Younger and Lee have already generated preliminary data, using an electron microscope to map the insect’s connectome, the neural connections in a brain.

But connectomes are only part of the anatomical picture, Younger said. Her team hopes to turn their preliminary research into usable data by “proofreading, annotating, and analyzing” a detailed image. More experiments are needed to fully understand the inner workings of the mosquito’s mind and its nervous system.

Younger Lab
PHOTO: Richard Gayle Photography

“[Connectomes are] basically like looking at a road map for a city to understand how traffic could move without seeing the cars actually moving around,” said Younger. “If you wanted to understand where congestion happens, you’d still want to be able to see the cars moving, but it would get you a very big part of the way to figuring it out.”

Younger said studying mosquitoes’ sense of smell is not only important to neuroscience but to public health.
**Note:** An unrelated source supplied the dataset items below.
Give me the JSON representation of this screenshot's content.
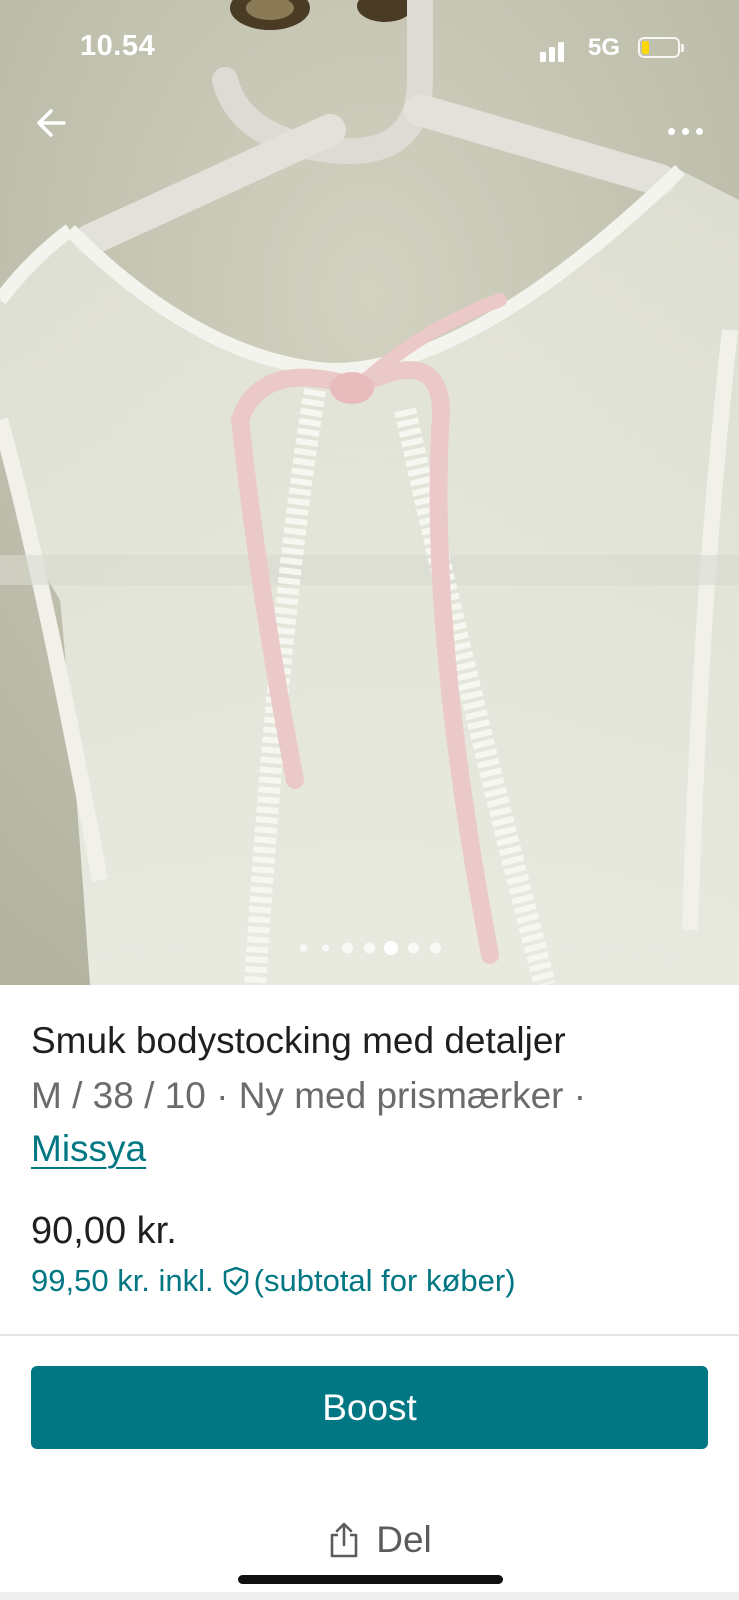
{
  "status_bar": {
    "time": "10.54",
    "network": "5G",
    "battery_level": 0.2,
    "battery_color": "#ffd60a"
  },
  "photo": {
    "pager": {
      "count": 7,
      "active_index": 4
    }
  },
  "listing": {
    "title": "Smuk bodystocking med detaljer",
    "meta": "M / 38 / 10 · Ny med prismærker ·",
    "brand": "Missya",
    "price": "90,00 kr.",
    "price_incl_amount": "99,50 kr. inkl.",
    "price_incl_note": "(subtotal for køber)"
  },
  "actions": {
    "boost_label": "Boost",
    "share_label": "Del"
  },
  "colors": {
    "accent": "#007782",
    "link": "#017783",
    "text_primary": "#1f1f1f",
    "text_secondary": "#6b6b6b"
  },
  "icons": {
    "back": "arrow-left-icon",
    "more": "more-dots-icon",
    "shield": "shield-check-icon",
    "share": "share-icon"
  }
}
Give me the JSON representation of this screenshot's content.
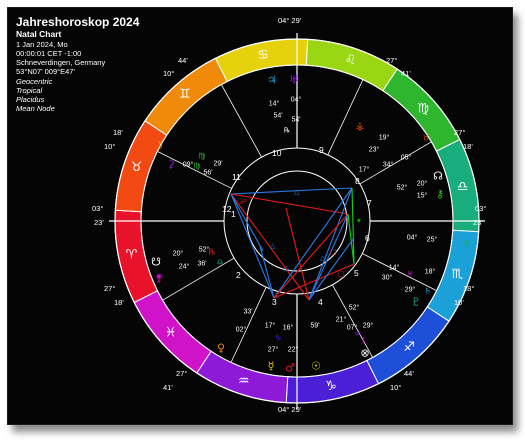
{
  "header": {
    "title": "Jahreshoroskop 2024",
    "chart_type": "Natal Chart",
    "date_line": "1 Jan 2024, Mo",
    "time_line": "00:00:01  CET -1:00",
    "place_line": "Schneverdingen, Germany",
    "coords_line": "53°N07' 009°E47'",
    "opt1": "Geocentric",
    "opt2": "Tropical",
    "opt3": "Placidus",
    "opt4": "Mean Node"
  },
  "outer_degrees": {
    "top": "04° 29'",
    "bottom": "04° 29'",
    "upper_left_a": "10°",
    "upper_left_b": "44'",
    "upper_right_a": "27°",
    "upper_right_b": "41'",
    "left_a": "18'",
    "left_b": "10°",
    "right_a": "27°",
    "right_b": "18'",
    "left_mid_a": "03°",
    "left_mid_b": "23'",
    "right_mid_a": "03°",
    "right_mid_b": "23'",
    "lower_left_a": "27°",
    "lower_left_b": "18'",
    "lower_right_a": "18°",
    "lower_right_b": "10'",
    "bottom_left_a": "27°",
    "bottom_left_b": "41'",
    "bottom_right_a": "44'",
    "bottom_right_b": "10°"
  },
  "houses": [
    "1",
    "2",
    "3",
    "4",
    "5",
    "6",
    "7",
    "8",
    "9",
    "10",
    "11",
    "12"
  ],
  "signs": [
    {
      "name": "Aries",
      "glyph": "♈",
      "color": "#e8122a"
    },
    {
      "name": "Taurus",
      "glyph": "♉",
      "color": "#f24a12"
    },
    {
      "name": "Gemini",
      "glyph": "♊",
      "color": "#f08a0a"
    },
    {
      "name": "Cancer",
      "glyph": "♋",
      "color": "#e6d20c"
    },
    {
      "name": "Leo",
      "glyph": "♌",
      "color": "#9ad614"
    },
    {
      "name": "Virgo",
      "glyph": "♍",
      "color": "#2eb72e"
    },
    {
      "name": "Libra",
      "glyph": "♎",
      "color": "#19ad7e"
    },
    {
      "name": "Scorpio",
      "glyph": "♏",
      "color": "#1ca0d8"
    },
    {
      "name": "Sagittarius",
      "glyph": "♐",
      "color": "#1e4fd8"
    },
    {
      "name": "Capricorn",
      "glyph": "♑",
      "color": "#4a1fd6"
    },
    {
      "name": "Aquarius",
      "glyph": "♒",
      "color": "#8c1ad6"
    },
    {
      "name": "Pisces",
      "glyph": "♓",
      "color": "#d012c8"
    }
  ],
  "planet_labels": {
    "top": [
      "14°",
      "04°",
      "54'",
      "54'",
      "℞"
    ],
    "upper_right": [
      "19°",
      "23°",
      "34°",
      "05°",
      "17°"
    ],
    "right": [
      "52°",
      "20°",
      "15°",
      "04°",
      "25°"
    ],
    "lower_right": [
      "14°",
      "30°",
      "29°",
      "18°"
    ],
    "bottom": [
      "33'",
      "02°",
      "17°",
      "16°",
      "27°",
      "22°",
      "59'",
      "52°",
      "21°",
      "07°",
      "29°"
    ],
    "left": [
      "09°",
      "29'",
      "56'",
      "20°",
      "52°",
      "24°",
      "36'"
    ]
  },
  "colors": {
    "background": "#050505",
    "aspect_blue": "#2a7be6",
    "aspect_red": "#e61a1a",
    "aspect_green": "#18d018"
  }
}
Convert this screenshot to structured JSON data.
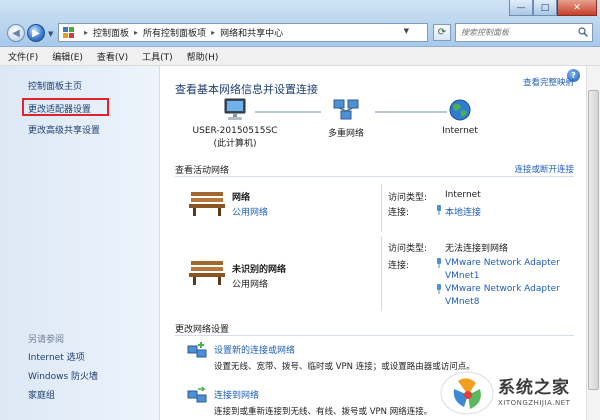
{
  "window": {
    "min_glyph": "—",
    "max_glyph": "□",
    "close_glyph": "✕"
  },
  "address": {
    "crumbs": [
      "控制面板",
      "所有控制面板项",
      "网络和共享中心"
    ],
    "search_placeholder": "搜索控制面板"
  },
  "menu": [
    "文件(F)",
    "编辑(E)",
    "查看(V)",
    "工具(T)",
    "帮助(H)"
  ],
  "left_pane": {
    "home": "控制面板主页",
    "adapter_settings": "更改适配器设置",
    "advanced_sharing": "更改高级共享设置",
    "see_also": "另请参阅",
    "internet_options": "Internet 选项",
    "firewall": "Windows 防火墙",
    "homegroup": "家庭组"
  },
  "main": {
    "title": "查看基本网络信息并设置连接",
    "see_full_map": "查看完整映射",
    "nodes": {
      "computer": "USER-20150515SC",
      "computer_sub": "(此计算机)",
      "multi": "多重网络",
      "internet": "Internet"
    },
    "active_head": "查看活动网络",
    "connect_disconnect": "连接或断开连接",
    "network1": {
      "name": "网络",
      "type": "公用网络",
      "access_label": "访问类型:",
      "access_value": "Internet",
      "conn_label": "连接:",
      "conn_value": "本地连接"
    },
    "network2": {
      "name": "未识别的网络",
      "type": "公用网络",
      "access_label": "访问类型:",
      "access_value": "无法连接到网络",
      "conn_label": "连接:",
      "conn_value1a": "VMware Network Adapter",
      "conn_value1b": "VMnet1",
      "conn_value2a": "VMware Network Adapter",
      "conn_value2b": "VMnet8"
    },
    "change_head": "更改网络设置",
    "task1_link": "设置新的连接或网络",
    "task1_desc": "设置无线、宽带、拨号、临时或 VPN 连接；或设置路由器或访问点。",
    "task2_link": "连接到网络",
    "task2_desc": "连接到或重新连接到无线、有线、拨号或 VPN 网络连接。"
  },
  "help_glyph": "?",
  "watermark": {
    "text": "系统之家",
    "sub": "XITONGZHIJIA.NET"
  },
  "colors": {
    "link": "#1f5fbf",
    "heading": "#1e3e73",
    "highlight": "#e0242b"
  }
}
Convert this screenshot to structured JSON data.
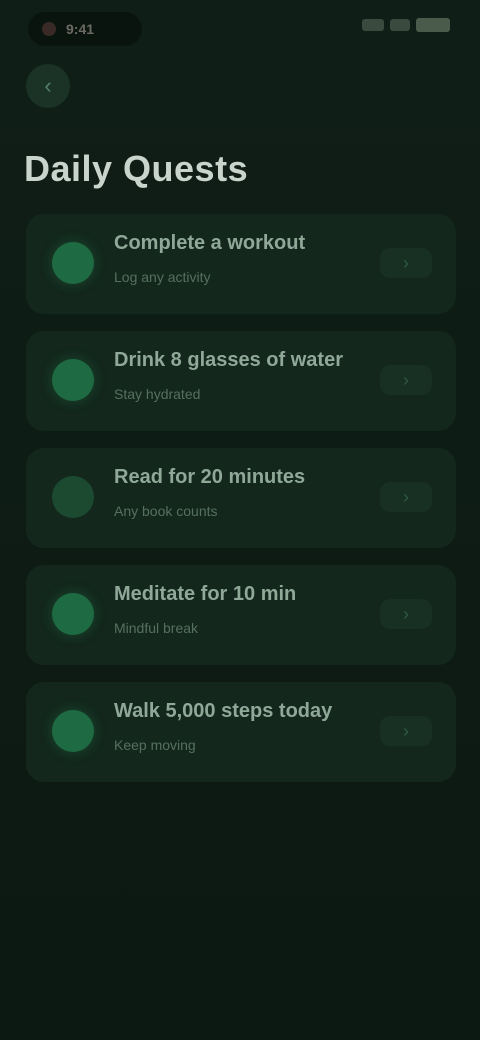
{
  "status_bar": {
    "time": "9:41"
  },
  "nav": {
    "back_glyph": "‹"
  },
  "page": {
    "title": "Daily Quests"
  },
  "quests": [
    {
      "title": "Complete a workout",
      "subtitle": "Log any activity",
      "badge": "bright",
      "action_glyph": "›"
    },
    {
      "title": "Drink 8 glasses of water",
      "subtitle": "Stay hydrated",
      "badge": "bright",
      "action_glyph": "›"
    },
    {
      "title": "Read for 20 minutes",
      "subtitle": "Any book counts",
      "badge": "dim",
      "action_glyph": "›"
    },
    {
      "title": "Meditate for 10 min",
      "subtitle": "Mindful break",
      "badge": "bright",
      "action_glyph": "›"
    },
    {
      "title": "Walk 5,000 steps today",
      "subtitle": "Keep moving",
      "badge": "bright",
      "action_glyph": "›"
    }
  ],
  "colors": {
    "background": "#0d1a14",
    "card": "#13271d",
    "accent": "#1e6a42"
  }
}
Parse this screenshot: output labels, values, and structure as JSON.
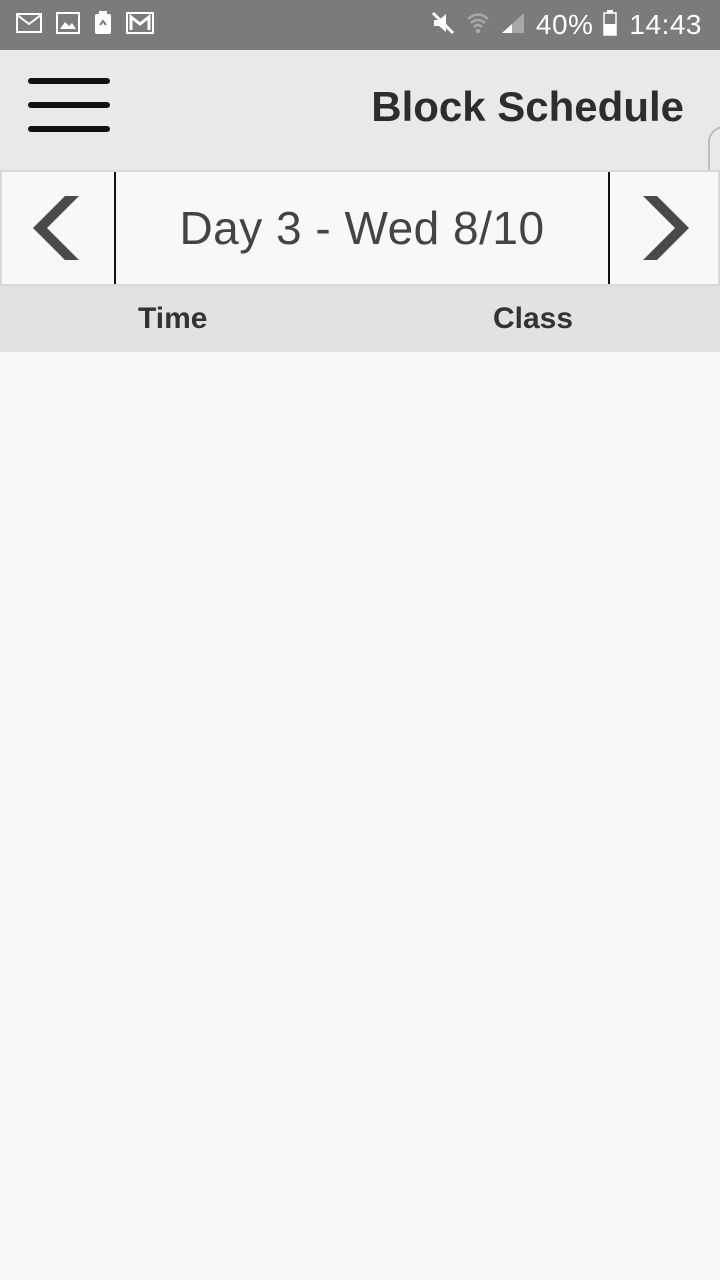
{
  "status_bar": {
    "icons_left": [
      "mail-icon",
      "image-icon",
      "battery-saver-icon",
      "gmail-icon"
    ],
    "icons_right": [
      "mute-icon",
      "wifi-icon",
      "signal-icon"
    ],
    "battery_percent": "40%",
    "time": "14:43"
  },
  "header": {
    "title": "Block Schedule",
    "menu_icon": "hamburger-menu-icon"
  },
  "day_nav": {
    "label": "Day 3 - Wed 8/10",
    "prev_icon": "chevron-left-icon",
    "next_icon": "chevron-right-icon"
  },
  "table": {
    "columns": [
      "Time",
      "Class"
    ],
    "rows": []
  },
  "colors": {
    "status_bar_bg": "#7b7b7b",
    "header_bg": "#e9e9e9",
    "column_header_bg": "#e2e2e2",
    "body_bg": "#f8f8f8",
    "chevron": "#4a4a4a"
  }
}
Mosquitoes transmit diseases that kill over half a million people every year, she said.

She hopes that their work will enable new mosquito repellents to be developed based on their olfactory research, reducing the number of infections and preventable diseases via mosquito bites.

The Wellcome Discovery Award provides funding for research teams across many fields and encourages them to pursue innovative research plans related to understanding human life, health, and wellbeing. The team has received funding for four and a half years to work on the project, according to Younger.

“It’s a project I really love, and it’s really motivating to have gotten funding to move it forward, because I think it’s going to have a big impact,” Younger said. “I think that this is a resource that will be used for decades to come by tons of people.”